There are some normal morphology mitochondria, round or oval with fewer autophagosomes in control mice (C). The increase in number of changed morphology mitochondria characterized by mitochondrial crest structure disappeared. The mitochondria were significantly increased with a double membrane structure and a large number of autophagosomes in mice treated with MPTP (M). There are normal morphology mitochondria, round or oval with fewer autophagosomes in Trx-1 overexpressing mice (T).

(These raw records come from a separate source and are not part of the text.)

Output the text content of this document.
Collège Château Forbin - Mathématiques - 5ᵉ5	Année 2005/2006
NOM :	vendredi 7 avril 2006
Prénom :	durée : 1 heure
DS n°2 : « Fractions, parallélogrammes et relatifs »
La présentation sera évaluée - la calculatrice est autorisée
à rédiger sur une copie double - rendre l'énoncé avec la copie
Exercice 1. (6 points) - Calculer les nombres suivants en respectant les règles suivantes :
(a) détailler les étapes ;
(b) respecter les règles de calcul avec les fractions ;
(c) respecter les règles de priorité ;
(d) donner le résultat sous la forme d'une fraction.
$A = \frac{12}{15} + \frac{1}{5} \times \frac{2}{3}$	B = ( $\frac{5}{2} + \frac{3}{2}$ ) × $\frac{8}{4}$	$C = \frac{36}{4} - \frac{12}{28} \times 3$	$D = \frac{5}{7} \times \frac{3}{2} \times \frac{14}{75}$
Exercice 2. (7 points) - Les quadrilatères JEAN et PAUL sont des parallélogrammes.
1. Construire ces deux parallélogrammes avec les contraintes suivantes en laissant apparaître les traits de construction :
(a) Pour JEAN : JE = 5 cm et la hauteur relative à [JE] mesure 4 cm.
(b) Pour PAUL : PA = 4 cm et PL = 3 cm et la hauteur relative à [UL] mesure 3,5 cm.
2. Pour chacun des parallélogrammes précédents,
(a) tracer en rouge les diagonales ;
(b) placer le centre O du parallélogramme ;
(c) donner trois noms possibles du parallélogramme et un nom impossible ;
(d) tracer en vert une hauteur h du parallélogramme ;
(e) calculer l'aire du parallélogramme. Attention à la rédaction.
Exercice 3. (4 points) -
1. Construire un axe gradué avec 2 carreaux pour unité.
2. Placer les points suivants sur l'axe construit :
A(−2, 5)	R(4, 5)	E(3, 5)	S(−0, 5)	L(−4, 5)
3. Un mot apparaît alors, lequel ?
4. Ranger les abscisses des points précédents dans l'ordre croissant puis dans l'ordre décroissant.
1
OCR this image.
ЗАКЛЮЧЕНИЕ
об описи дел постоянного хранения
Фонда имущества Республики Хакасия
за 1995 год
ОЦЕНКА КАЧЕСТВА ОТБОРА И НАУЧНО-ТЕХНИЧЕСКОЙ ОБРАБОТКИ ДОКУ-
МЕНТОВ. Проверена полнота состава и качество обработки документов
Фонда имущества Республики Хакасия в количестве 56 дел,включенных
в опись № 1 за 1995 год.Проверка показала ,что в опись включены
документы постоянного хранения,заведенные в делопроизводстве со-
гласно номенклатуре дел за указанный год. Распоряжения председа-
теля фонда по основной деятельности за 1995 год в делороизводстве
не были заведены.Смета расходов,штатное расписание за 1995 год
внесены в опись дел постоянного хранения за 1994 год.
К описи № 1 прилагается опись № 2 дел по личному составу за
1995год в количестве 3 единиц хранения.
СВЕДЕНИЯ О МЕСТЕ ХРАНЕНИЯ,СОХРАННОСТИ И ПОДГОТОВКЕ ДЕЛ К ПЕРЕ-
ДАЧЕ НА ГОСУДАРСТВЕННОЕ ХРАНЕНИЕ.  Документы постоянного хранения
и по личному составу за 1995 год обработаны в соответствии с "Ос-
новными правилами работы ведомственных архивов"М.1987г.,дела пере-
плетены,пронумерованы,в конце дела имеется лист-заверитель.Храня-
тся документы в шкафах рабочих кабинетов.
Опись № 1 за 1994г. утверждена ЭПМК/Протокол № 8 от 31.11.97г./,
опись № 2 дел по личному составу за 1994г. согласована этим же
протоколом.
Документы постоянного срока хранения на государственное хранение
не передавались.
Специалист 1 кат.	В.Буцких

The changed morphology mitochondria and mitochondria with a double membrane structure were fewer in Trx-1 overexpressing mice treated with MPTP (TM). There are some normal morphology mitochondria, round or oval with few autophagosomes in negative control of AD-Null vehicle group (N). The autophagosomes and damaged mitochondria were significantly increased in AD-Null vehicle mice treated with MPTP group (NM). There are a large number of abnormal morphology mitochondria and some autophagosomes in AD-r-Txn1-shRNA-Null mice (S). The changed morphology mitochondria and autophagosomes were increased in AD-r-Txn1-shRNA-Null mice treated with MPTP (SM). Red arrow indicated the damaged mitochondria. Yellow arrow indicated autolysosomes with double membrane structures (A). Qualitative analysis of the number of autophagosome per 10 × 10 μm² in the SNpc in MPTP-treated mice under TEM (B and C). The expressions of LC3 II/I and p62 in the SNpc in mice treated with MPTP were detected by Western blot analysis. The MPTP-increased expression of LC3 II/I and p62 was suppressed in Trx-1 overexpressing transgenic (Tg) mice (D, E) and was further increased in Trx-1 knockdown in the SNpc in mice (F, G). Each bar represents the mean ± SEM (n = 6). *P < 0.05, **P < 0.01, ***P < 0.001, statistically significant.